Elle m’expliqua que la poussée d’un guerrier impeccable comme le Nagual Juan Matus peut faire basculer dans une autre région de conscience.
Elle me dit que mon erreur depuis le départ avait été de croire que les méthodes sont importantes. 
La méthode pour basculer un guerrier dans un état de conscience différent n’est utilisable que si les deux participants, notamment celui qui effectue la poussée, sont impeccables et dotés de pouvoir personnel.
Le fait que je voyais le mur de brouillard me rendit extrêmement nerveux sur le plan physique.
Mon corps tremblait de façon incontrôlable.
Florinda me dit qu’il tremblait ainsi parce qu’il avait appris à réclamer de l’activité lorsqu’il demeurait dans cet état de conscience.
Mais mon corps, me dit-elle, pouvait apprendre lui aussi à concentrer son attention la plus aigue sur ce qui se disait ou sur ce qui se faisait.
Elle m’expliqua qu’être placé sur la conscience du côté gauche était très commode.
En me faisant entrer de force dans un état de conscience supérieure – et en me permettant d’avoir des relations avec ses guerriers uniquement lorsque je me trouvais dans cet état – le Nagual Juan Matus s’efforçait de me donner une base sûre à laquelle je pouvais me raccrocher.
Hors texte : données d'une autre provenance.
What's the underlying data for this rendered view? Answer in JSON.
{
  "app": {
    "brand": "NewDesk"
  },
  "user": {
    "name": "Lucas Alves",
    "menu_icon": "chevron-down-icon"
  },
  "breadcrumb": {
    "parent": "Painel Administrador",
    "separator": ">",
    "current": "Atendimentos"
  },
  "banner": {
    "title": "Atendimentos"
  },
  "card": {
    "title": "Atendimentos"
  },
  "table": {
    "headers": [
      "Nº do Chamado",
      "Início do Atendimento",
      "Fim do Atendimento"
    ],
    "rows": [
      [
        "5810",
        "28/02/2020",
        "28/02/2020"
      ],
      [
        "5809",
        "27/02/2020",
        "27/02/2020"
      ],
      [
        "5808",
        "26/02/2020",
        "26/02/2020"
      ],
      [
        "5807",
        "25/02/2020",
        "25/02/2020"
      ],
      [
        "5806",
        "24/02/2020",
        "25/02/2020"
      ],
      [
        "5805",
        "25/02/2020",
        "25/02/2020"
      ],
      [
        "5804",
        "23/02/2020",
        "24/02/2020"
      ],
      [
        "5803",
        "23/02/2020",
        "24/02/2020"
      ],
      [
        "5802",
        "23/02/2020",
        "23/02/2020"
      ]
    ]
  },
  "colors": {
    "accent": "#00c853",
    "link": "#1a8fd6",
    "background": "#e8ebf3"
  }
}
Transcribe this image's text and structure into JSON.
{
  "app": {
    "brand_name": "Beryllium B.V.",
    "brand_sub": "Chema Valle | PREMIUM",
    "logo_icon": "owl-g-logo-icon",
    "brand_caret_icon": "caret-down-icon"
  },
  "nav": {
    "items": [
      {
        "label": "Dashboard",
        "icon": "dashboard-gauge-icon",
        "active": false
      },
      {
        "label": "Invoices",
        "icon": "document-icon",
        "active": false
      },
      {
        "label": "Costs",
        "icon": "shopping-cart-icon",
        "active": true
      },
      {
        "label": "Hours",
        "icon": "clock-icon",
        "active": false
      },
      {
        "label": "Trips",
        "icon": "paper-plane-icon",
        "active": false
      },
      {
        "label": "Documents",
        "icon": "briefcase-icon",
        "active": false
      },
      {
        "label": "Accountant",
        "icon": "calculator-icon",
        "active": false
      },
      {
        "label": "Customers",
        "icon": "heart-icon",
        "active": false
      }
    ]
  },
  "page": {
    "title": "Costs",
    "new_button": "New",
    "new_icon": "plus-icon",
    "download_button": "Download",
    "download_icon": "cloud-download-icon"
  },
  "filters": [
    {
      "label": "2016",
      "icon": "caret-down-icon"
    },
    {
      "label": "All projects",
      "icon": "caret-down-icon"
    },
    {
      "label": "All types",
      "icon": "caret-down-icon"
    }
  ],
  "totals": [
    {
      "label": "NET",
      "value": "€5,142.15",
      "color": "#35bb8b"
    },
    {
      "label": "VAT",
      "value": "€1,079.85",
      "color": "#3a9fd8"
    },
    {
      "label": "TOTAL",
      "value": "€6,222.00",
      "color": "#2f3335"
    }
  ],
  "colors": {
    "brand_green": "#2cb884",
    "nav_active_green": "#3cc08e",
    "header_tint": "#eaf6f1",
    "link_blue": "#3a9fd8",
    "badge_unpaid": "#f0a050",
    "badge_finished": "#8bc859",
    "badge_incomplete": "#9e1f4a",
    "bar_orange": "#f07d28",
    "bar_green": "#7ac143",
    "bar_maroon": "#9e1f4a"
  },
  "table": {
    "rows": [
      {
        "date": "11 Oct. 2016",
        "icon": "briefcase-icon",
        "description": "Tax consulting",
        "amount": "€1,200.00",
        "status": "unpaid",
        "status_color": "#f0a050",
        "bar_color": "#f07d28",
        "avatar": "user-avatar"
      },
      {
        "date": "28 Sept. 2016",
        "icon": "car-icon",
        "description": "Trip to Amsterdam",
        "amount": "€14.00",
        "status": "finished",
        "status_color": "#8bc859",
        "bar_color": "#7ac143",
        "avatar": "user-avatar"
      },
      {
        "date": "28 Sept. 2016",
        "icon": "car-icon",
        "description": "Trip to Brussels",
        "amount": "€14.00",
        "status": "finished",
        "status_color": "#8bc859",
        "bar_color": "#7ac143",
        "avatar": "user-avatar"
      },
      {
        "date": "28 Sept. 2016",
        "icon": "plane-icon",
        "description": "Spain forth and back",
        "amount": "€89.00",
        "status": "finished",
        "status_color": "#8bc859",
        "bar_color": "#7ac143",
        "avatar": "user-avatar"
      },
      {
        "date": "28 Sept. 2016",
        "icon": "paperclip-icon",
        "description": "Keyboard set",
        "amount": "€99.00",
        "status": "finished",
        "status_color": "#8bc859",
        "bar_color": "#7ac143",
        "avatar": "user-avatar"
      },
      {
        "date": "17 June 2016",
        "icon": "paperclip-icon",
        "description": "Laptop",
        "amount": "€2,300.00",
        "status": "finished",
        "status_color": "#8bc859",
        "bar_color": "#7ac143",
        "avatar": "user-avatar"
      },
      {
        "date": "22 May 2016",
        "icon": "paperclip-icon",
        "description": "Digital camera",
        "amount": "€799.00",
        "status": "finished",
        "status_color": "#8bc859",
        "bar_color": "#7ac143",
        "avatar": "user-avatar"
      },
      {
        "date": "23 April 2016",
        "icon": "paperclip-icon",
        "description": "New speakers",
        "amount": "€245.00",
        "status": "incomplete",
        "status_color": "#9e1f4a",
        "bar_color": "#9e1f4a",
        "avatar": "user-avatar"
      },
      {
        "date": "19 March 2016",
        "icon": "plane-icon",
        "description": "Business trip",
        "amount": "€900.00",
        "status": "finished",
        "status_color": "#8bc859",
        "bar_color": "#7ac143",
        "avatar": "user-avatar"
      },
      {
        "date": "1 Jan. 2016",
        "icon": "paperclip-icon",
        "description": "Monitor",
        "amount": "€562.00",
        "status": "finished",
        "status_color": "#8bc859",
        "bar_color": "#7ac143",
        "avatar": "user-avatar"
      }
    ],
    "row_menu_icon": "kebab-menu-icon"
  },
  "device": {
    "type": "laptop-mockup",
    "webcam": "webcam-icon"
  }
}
Florinda m’exposa la stratégie de don Juan : cultiver une partie de l’autre moi en la remplissant volontairement de souvenirs de ces relations. 
Les souvenirs ne seraient oubliés que pour refaire surface un jour – et jouer alors le rôle d’avant-postes rationnels d’où je pourrais m’élancer vers l’immensité incommensurable de l’autre moi.
Me voyant très nerveux, elle se mit à me calmer en reprenant le récit de sa vie, qui, m’expliqua-t-elle clairement, n’était pas en réalité l’histoire de sa vie en tant que femme dans le monde, mais le récit de la façon dont une femme frivole pouvait être aidée à devenir un guerrier.
Une fois prise la décision d’aller voir la guérisseuse, me dit-elle, rien n’aurait pu l’arrêter. Elle partit donc avec sa servante et quatre hommes pour porter sa civière. Ce n’était qu’un voyage de deux jours, mais il changea le cours de sa vie. Il n’y avait pas de routes. C’était un pays montagneux et la plupart du temps les hommes durent la porter sur leur dos.